Molte critiche all’austerity imposta a tutta l’Europa dal Ppe provengono, da più di 10 anni, proprio dal Pse, eppure di ciò sembrano beneficiarne le nuove formazioni di destra estrema: come mai?
“Innanzitutto, va detto che non il Ppe, ma la Commissione europea, spalleggiata dalla Bce, ha promosso un rigore assoluto, che la Germania ha accettato e fatto proprio. Gli stessi socialisti tedeschi, pur battagliando con la Merkel, hanno dovuto cedere ai suoi ‘ukase’: ne sa qualcosa il nostro amico Martin Schultz, che ha perso in un sol colpo la leadership politica dell’Spd e il suo ruolo di governo. Tuttavia, il paradosso è proprio questo: la destra economica, finanziaria e tecnocratica ha aperto la strada a un’altra destra, se possibile più pericolosa, perché nazionalista e populista, la quale ha dimostrato di difendere meglio della sinistra gli interessi generali delle classi sociali che hanno sofferto la crisi. Se l’Europa cambierà, come io credo sarà costretta a fare, il successo politico di queste formazioni sarà innegabile. Naturalmente, proprio perché fondato esclusivamente sull’elemento della protesta, esso è destinato gradualmente a spegnersi. Il compito delle socialdemocrazie sarà perciò quello di governare l’uscita da questa crisi, fissando nuovi obiettivi che uniscano la difesa dello Stato sociale e il progresso delle società sul terreno ambientale, culturale, sulla difesa della pace, della sicurezza e della democrazia, oggi posta a rischio da tentazioni autoritarie e da presupposte modernizzazioni tecnologiche, le quali non sono altro che una nuova forma di controllo totalitario del pensiero delle masse attraverso l’informazione e la rete”.
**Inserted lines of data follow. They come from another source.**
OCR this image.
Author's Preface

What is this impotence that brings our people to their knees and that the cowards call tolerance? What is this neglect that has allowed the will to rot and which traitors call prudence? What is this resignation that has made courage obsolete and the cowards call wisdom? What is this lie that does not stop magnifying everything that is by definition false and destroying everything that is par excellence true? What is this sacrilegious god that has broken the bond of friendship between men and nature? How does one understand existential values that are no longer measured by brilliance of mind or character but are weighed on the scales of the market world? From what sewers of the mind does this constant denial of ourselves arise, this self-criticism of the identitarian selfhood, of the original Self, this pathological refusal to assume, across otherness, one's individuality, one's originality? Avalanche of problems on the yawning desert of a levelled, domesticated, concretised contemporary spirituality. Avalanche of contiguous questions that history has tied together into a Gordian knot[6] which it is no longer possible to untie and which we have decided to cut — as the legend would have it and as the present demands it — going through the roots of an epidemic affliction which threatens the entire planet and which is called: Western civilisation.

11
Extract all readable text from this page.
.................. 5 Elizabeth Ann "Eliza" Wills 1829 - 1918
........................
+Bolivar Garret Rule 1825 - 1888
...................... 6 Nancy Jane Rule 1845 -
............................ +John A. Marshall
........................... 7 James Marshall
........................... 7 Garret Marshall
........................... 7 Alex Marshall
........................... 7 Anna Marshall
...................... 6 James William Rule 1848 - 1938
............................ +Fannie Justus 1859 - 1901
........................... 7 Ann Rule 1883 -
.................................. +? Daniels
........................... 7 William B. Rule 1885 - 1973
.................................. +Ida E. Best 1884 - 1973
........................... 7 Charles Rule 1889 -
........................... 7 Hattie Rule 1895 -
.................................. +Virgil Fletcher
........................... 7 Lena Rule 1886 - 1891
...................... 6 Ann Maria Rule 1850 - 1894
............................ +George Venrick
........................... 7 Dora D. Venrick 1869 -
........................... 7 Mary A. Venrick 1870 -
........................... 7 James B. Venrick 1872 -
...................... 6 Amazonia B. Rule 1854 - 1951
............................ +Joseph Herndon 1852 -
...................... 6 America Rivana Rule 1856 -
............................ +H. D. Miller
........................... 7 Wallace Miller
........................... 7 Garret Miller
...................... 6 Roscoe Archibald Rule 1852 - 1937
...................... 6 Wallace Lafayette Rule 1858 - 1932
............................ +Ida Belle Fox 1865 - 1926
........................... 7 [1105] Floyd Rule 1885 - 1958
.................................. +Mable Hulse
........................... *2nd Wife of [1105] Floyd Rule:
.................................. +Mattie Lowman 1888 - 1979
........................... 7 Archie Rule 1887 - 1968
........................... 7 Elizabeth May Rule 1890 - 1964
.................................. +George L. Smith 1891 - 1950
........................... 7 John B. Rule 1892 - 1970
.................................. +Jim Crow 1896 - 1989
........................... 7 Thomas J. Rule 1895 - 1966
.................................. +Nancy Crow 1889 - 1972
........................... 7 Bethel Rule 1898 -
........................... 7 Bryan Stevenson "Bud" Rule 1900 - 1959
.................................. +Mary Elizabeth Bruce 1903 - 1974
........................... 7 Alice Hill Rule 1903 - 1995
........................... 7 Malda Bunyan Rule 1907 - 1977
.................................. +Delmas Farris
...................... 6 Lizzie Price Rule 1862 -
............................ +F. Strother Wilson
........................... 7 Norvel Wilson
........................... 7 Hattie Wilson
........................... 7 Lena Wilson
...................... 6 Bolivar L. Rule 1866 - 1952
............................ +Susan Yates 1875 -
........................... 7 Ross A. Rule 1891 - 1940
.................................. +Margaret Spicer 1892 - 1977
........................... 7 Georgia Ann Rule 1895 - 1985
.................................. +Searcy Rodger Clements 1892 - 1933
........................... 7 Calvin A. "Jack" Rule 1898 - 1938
Ma cosa non si perdona al movimento socialista internazionale: l’apertura agli immigrati? Oppure di essersi spesso coalizzato proprio con le forze del Partito popolare europeo?
“Le ‘grandi coalizioni’ si sono avute soltanto in Germania. In Italia, Pierluigi Bersani, a mio parere sbagliando, cooperò con Forza Italia tenendo in vita un Governo tecnocratico dannoso come il Governo Monti, ma poi si rifiutò di dar vita al suo Governo con il sostegno di Forza Italia. Come se la solidarietà nazionale, di cui spesso i post comunisti menano vanto, non fosse altro che l’accordo fra il Pci e la destra democristiana, che loro tennero al potere per ben tre anni. Ma è acqua passata... Altrove, non vi sono particolari collaborazioni fra socialisti e popolari: l’accordo avviene in Europa perché i due Partiti sono l’espressione dei gruppi politici più importanti e più radicati nel continente. Le altre, grossomodo, sono tutte forze ‘antisistema’ e antieuropee”.

Questo nuovo Governo ‘giallo-verde’ sarà capace di mantenere tutta la sua forza politica, soprattutto dopo i recenti ‘mal di pancia’ sulla manovra finanziaria?
“La cosa che a queste forze riesce meglio è la propaganda: in questo, sono imbattibili. Tuttavia, esse oggi si ritrovano, com’era prevedibile, di fronte a una ritirata strategica, dopo una lunga e dispendiosa battaglia per farsi concedere dal resto dell’Unione europea ciò che vistosamente era impossibile già sei mesi fa ed è realisticamente sconsiderato ottenere adesso: un allargamento del debito in vista di una recessione europea e mondiale. Si capisce benissimo che la forza politica di questi Partiti di governo è soprattutto quella di fare opposizione, magari anche a se stessi, con buona pace della logica e della decenza. Da questo punto di vista, è necessario preparare con sollecitudine non solo una reazione indignata, ma anche una cornice politica più idonea per tentare di recuperare i guasti e gli errori che una prolungata permanenza al potere di queste forze sta provocando. Non escludo ulteriori ‘strappi’ e rotture democratiche: quel che oggi appare invisibile e scartato ‘a priori’, come dicevo poc’anzi, potrebbe ripresentarsi benissimo, in questo nostro Paese, che è sempre stato un Paese fragile e di frontiera”.